Getting my Asperger in gear for Autism Awareness Month

autism ribbon and puzzle pieces

Autism Awareness Month rolls around again.

Next Thursday, April 2, I’ve been invited to speak at the Totowa Library in honor of Autism Awareness Day…but I’m really not sure what to say.

I’m the father of a 13-year-old son with autism, and I’ve written two books and a bunch of articles about autism, parenting, and raising a special needs child. I suppose I should be plugging my latest book, “Autism Dad 2: Continuing Adventures in Autism, Adolescence and Fatherhood.” But sales of the book are slow (weak, actually) and reader feedback isn’t much better.

My mom doesn’t like “Autism Dad 2” because I write about falling out with the Catholic Church after my son’s autism diagnosis. This was over a decade ago, and I’ve since made peace with the Catholic Church and God him/her/itself, but mom is still disappointed that I put it all in writing for everyone to see. I think I embarrassed her (or maybe she’s embarrassed for me), but either way, she’s disappointed she can’t share my latest work with her friends at the senior clubhouse.

My sister called me in tears after reading Autism Dad 2.

“I didn’t know all those things happened to you,” she said. “I just…feel so bad.”

Maybe that’s the risk you take when you publish a memoir — sometimes those closest to you are in for harsh surprises. I probably over-shared “too much information” in my new book.

I think my biggest mistake in “Autism Dad 2” is that I strayed too far from the title topic. The book is more about my personal feelings and reactions to my son’s autism rather than my son’s life as a young adolescent with a developmental disorder. But autism has a way of permeating your life and influencing your decisions for better or worse. In the early days after my son’s autism diagnosis in August 2003, it was for the worse. I wasn’t thinking clearly. I was grieving, and a lot of that dark mojo bled through into my writing.

Also, “Autism Dad 2” may have been hurt by my stance on childhood vaccines in the first book. I didn’t come out as anti-vaccine in that book — nor am I anti-vaccine now — but I did voice concerns about the amount of vaccines infants are given. I still have concerns. Do babies really need 36 different vaccine shots in the first 24 months of their lives? Why do immunizations and the vaccine schedule have to be one-size-fits-all and not tailored for each individual child? Am I a bad parent and a terrible human being for even asking these questions?

It seems so. The backlash against “anti-vaxxers” has been severe, especially in the wake of recent mumps and measles outbreaks. (Even though there’s no link between these outbreaks and a lack of immunizations, vaccine proponents are using these return of the mumps and measles as a media rallying cry. But that’s a topic for another time.)

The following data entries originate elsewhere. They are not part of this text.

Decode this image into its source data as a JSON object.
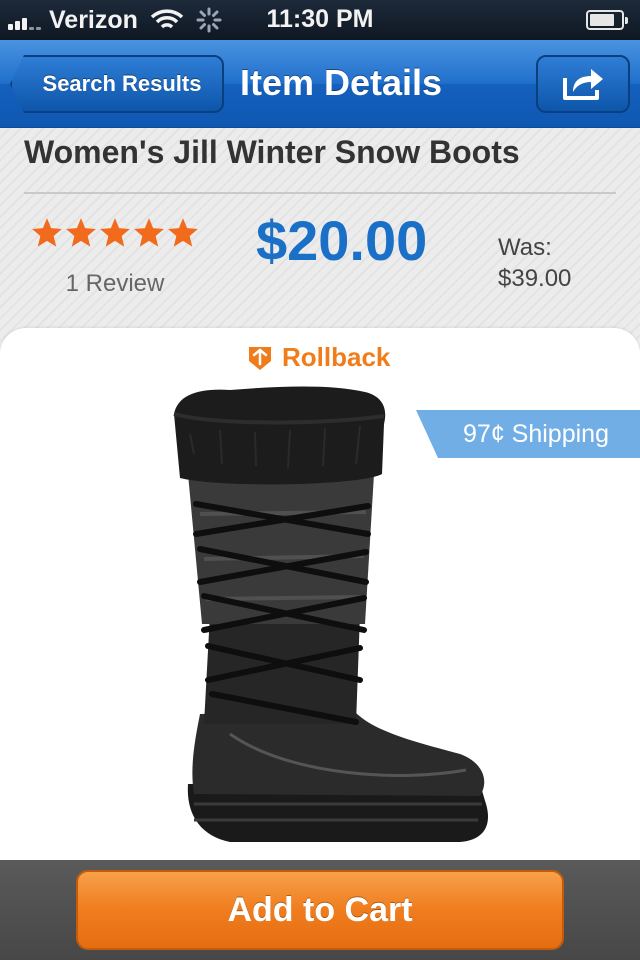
{
  "status_bar": {
    "carrier": "Verizon",
    "time": "11:30 PM",
    "signal_icon": "signal-bars-icon",
    "wifi_icon": "wifi-icon",
    "activity_icon": "loading-spinner-icon",
    "battery_icon": "battery-icon"
  },
  "nav": {
    "back_label": "Search Results",
    "title": "Item Details",
    "share_icon": "share-icon"
  },
  "product": {
    "title": "Women's Jill Winter Snow Boots",
    "rating": 5,
    "rating_max": 5,
    "review_count": "1 Review",
    "price": "$20.00",
    "was_label": "Was:",
    "was_price": "$39.00",
    "badge": "Rollback",
    "badge_icon": "rollback-tag-icon",
    "shipping": "97¢ Shipping",
    "image": "black-snow-boot"
  },
  "actions": {
    "add_to_cart": "Add to Cart"
  },
  "colors": {
    "nav_blue": "#1f6fcb",
    "price_blue": "#1a6fc7",
    "star_orange": "#f26a1b",
    "rollback_orange": "#f07c1a",
    "shipping_blue": "#72aee6",
    "cart_orange": "#ef7d1e"
  }
}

Vaccines are good, and parents who don’t vaccinate their children are bad. The message is loud and clear. Study after study has shown no link between vaccines and autism. I get it. I got it back in 2010 when I was writing the first volume of “Autism Dad,” too, but I still came down pretty hard on big pharmaceutical companies and childhood vaccines, and maybe that cost me readers.

I hope you’ll come out and watch me fumble for words at the Totowa Public Library next Thursday. It’s the first of several speaking engagements I have this month. I’ll be addressing a class of parents, educators, and teachers at Centenary College about special needs kids, and visiting my daughter’s fifth grade class as “professional writer guy.” I need to get my act together and tell everyone about the rise in autism rates, the importance of Autism Awareness Month, and why acceptance, understanding, and love are the best treatments for this strange — but increasingly common — disorder.